Ehl-i Bedir Ne Demektir?

Hicretin 2. yılında müslümanlarla Mekkeli müşrikler arasında Bedir mevkiinde meydana gelen Bedir Gazvesi'ne katılan ashap Ehl-i Bedir veya Bedrî adıyla anılır. Sayıları 313 kadar olan Ehl-i Bedir'den Kur'ân-ı Kerîm'de (Âl-i İmrân 3/123) ve Hz. Peygamber'in hadislerinde övgü ile söz edilmiş, hepsinin cennetlik olduğuna dair kutsî ve merfû hadisler muteber hadis kitaplarında yer almıştır. Ṣaḥîḥ-i Buḫârî'de kırk dördünün adı verilen Ehl-i Bedir'in müslümanların en faziletlileri olduğu da hadislerde zikredilmiştir. Nitekim Hz. Ömer divan teşkilâtını kurunca divan defterine ilk önce Ehl-i Bedir'in yazılmasını emretmiştir. Bu anlayış İbn Sa'd'ın sahâbe tasnifinde de görülmekte olup ona göre fazilet bakımından beş gruba ayrılan sahâbîlerin ilk tabakasını Ehl-i Bedir oluşturur. Hâkim en-Nîsâbûrî'nin yaptığı tasnife göre Ehl-i Bedir yedinci, Abdülkāhir el-Bağdâdî'nin tasnifine göre ise sekizinci tabakada yer almaktadır. Ehl-i Bedir'den bazıları çeşitli vesilelerle Medine dışına çıkıp muhtelif memleketlere göç etmiş olup bunlardan yirmi dört veya yetmişinin Kûfe'ye yerleştiği nakledilir.
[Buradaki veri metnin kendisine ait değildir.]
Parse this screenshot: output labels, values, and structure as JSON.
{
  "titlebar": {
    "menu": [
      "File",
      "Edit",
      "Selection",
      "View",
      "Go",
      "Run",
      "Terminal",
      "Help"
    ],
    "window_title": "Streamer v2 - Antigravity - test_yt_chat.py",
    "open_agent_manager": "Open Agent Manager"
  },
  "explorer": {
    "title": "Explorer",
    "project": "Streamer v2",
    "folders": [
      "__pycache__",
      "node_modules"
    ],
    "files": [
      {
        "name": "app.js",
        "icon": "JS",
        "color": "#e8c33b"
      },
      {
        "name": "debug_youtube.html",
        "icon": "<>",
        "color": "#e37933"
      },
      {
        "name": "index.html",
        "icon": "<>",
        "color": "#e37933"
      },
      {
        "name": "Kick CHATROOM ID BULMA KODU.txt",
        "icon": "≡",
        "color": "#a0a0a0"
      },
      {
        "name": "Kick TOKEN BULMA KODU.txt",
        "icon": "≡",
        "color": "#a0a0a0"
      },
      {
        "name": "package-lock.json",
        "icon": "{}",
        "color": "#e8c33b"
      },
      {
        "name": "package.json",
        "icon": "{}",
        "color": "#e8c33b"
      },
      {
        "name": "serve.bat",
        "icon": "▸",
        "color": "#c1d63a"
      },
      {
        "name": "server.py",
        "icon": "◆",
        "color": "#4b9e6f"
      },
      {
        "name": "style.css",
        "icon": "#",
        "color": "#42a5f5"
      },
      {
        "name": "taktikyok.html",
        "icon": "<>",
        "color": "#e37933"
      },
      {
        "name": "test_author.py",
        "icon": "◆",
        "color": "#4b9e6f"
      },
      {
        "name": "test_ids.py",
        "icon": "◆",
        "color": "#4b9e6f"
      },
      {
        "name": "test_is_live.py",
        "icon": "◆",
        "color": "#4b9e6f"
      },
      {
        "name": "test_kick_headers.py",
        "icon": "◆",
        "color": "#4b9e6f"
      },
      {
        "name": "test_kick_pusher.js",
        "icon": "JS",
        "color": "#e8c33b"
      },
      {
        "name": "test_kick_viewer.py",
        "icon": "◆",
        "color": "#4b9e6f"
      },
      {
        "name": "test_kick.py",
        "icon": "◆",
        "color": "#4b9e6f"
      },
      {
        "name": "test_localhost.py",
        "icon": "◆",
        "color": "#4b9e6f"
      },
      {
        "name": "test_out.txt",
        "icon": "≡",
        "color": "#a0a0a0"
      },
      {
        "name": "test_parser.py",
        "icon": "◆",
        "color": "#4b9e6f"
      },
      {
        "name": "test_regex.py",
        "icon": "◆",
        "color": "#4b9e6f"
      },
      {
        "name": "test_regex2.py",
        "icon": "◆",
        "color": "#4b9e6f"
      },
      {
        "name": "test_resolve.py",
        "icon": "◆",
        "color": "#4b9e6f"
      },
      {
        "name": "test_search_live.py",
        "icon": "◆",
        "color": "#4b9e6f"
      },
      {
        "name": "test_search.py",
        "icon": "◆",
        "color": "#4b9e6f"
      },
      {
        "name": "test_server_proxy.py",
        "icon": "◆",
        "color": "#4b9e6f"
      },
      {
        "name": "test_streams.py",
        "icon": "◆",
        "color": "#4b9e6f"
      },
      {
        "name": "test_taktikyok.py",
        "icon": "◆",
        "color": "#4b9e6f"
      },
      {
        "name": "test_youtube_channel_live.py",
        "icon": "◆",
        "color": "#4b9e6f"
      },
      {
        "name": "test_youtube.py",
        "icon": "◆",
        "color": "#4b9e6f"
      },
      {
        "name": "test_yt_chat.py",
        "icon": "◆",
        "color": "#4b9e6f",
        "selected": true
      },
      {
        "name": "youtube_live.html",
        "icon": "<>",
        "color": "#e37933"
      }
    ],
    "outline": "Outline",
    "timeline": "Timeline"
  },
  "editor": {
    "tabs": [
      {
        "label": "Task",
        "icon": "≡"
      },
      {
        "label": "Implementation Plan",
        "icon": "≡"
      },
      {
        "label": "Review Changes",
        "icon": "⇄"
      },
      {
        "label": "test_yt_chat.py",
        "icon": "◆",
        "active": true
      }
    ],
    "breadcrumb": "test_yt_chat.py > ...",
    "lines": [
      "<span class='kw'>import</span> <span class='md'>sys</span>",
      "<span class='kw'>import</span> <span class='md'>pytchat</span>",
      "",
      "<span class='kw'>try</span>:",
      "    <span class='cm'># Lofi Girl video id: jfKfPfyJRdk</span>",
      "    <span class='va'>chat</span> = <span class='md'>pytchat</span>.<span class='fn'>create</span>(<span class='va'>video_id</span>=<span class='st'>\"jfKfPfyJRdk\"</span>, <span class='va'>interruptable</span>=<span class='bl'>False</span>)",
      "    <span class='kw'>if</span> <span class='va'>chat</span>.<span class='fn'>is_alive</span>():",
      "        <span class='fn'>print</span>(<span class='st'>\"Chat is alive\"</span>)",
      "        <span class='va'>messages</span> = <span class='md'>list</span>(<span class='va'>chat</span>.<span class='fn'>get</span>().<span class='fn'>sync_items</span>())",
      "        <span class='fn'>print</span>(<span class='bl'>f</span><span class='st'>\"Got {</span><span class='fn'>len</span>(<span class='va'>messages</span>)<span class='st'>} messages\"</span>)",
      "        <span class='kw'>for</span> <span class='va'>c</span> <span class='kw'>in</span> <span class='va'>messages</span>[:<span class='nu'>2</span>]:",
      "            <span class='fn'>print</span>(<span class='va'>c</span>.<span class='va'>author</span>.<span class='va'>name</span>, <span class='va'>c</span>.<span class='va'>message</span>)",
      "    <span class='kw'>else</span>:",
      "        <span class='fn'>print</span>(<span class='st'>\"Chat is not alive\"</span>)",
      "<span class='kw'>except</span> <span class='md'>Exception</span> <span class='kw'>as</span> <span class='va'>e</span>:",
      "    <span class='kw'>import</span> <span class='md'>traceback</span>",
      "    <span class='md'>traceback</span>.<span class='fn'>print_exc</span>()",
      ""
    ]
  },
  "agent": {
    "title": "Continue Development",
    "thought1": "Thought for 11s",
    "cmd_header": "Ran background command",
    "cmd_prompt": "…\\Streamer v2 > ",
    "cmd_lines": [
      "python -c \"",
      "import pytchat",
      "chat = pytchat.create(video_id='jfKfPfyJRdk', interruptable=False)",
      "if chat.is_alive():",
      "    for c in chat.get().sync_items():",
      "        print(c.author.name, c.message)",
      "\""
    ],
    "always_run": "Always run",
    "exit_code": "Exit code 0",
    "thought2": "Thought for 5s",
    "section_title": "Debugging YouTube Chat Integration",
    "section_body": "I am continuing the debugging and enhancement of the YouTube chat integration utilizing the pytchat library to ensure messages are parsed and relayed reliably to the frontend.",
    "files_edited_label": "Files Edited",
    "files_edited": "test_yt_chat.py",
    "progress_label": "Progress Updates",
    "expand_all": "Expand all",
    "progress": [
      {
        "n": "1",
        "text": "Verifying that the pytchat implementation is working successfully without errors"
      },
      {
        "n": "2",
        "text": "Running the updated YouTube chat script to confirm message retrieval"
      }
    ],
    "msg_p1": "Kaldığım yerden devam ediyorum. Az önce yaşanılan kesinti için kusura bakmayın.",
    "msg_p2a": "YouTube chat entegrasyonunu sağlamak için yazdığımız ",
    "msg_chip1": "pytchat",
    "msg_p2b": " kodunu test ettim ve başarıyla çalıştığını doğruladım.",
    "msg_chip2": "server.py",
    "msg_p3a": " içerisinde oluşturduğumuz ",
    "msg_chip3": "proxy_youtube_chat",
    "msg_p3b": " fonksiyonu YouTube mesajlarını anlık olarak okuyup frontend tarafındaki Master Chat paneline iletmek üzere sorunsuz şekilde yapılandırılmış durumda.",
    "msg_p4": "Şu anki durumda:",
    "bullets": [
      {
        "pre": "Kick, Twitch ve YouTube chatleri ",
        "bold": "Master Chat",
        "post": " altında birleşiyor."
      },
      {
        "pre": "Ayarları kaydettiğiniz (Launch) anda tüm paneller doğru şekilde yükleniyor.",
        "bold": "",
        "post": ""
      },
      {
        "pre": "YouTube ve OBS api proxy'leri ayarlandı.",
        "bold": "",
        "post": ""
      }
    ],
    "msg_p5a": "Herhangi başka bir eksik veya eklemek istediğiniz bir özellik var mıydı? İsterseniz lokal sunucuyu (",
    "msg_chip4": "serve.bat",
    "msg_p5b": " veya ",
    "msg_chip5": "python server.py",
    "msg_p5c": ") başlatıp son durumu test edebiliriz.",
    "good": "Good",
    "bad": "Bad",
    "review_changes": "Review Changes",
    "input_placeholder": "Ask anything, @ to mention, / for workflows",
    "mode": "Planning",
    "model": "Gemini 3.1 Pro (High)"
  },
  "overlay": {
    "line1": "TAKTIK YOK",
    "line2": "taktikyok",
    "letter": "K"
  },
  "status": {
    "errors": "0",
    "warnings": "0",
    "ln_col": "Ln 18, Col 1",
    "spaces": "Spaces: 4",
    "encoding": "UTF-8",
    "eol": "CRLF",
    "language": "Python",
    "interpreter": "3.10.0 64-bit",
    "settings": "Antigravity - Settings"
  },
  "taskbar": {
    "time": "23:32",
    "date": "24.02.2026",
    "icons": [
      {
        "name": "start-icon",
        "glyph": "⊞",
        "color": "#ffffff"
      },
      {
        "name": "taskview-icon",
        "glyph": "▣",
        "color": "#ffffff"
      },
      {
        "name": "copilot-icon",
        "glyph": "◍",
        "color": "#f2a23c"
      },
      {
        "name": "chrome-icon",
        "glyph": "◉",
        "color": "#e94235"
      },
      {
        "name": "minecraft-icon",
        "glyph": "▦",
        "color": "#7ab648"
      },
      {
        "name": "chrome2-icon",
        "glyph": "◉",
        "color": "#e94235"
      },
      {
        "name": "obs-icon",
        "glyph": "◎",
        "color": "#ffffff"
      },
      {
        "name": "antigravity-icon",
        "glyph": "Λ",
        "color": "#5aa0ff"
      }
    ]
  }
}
En son vefat eden Bedrî olarak ensardan Ebû Üseyd Mâlik b. Rebîa es-Sâidî (ö. 60/680) veya Ebü'l-Yeser Kâ'b b. Amr'ın (ö. 55/675), muhacirlerden ise Sa'd b. Ebû Vakkās'ın (ö. 56/676) isimleri zikredilir. Sonradan çeşitli sebeplerle "Bedrî" nisbesini alan kişilerin Ehl-i Bedir'le bir ilgisi yoktur.

Ehl-i Bedir hakkında müstakil kitaplar yazılmıştır. Zehebî'nin (ö. 748/1348) Hâletü'l-bedr fî adedi ehli Bedr, Abdülkādir b. Şeyh el-Ayderûs'un el-Enmûzecü'l-latîf fî ehli Bedri'ş-şerîf, Şehâbeddin Ahmed b. Âmir es-Sa'dî el-Hadramî'nin Şerhu's-sadr fî esmâi ehli Bedr, Abdüsselâm b. Tayyib el-Kādirî'nin Recâü'l-icâbe bi'l-Bedriyyîn mine's-sahâbe, Şehâbeddin Ahmed el-Menînî'nin Şerhu's-sadr bi-şerhi urcûzeti istinzâli'n-nasr bi't-tevessül li-ehli Bedr, Müstakimzâde Süleyman Sadeddin Efendi'nin (ö. 1202/1787) Ricâlü'l-Bedr, Murtazâ ez-Zebîdî'nin (ö. 1205/1790) Şerhu's-sadr fî şerhi esmâi ehli Bedr adlı eserleri bunlar arasında sayılabilir.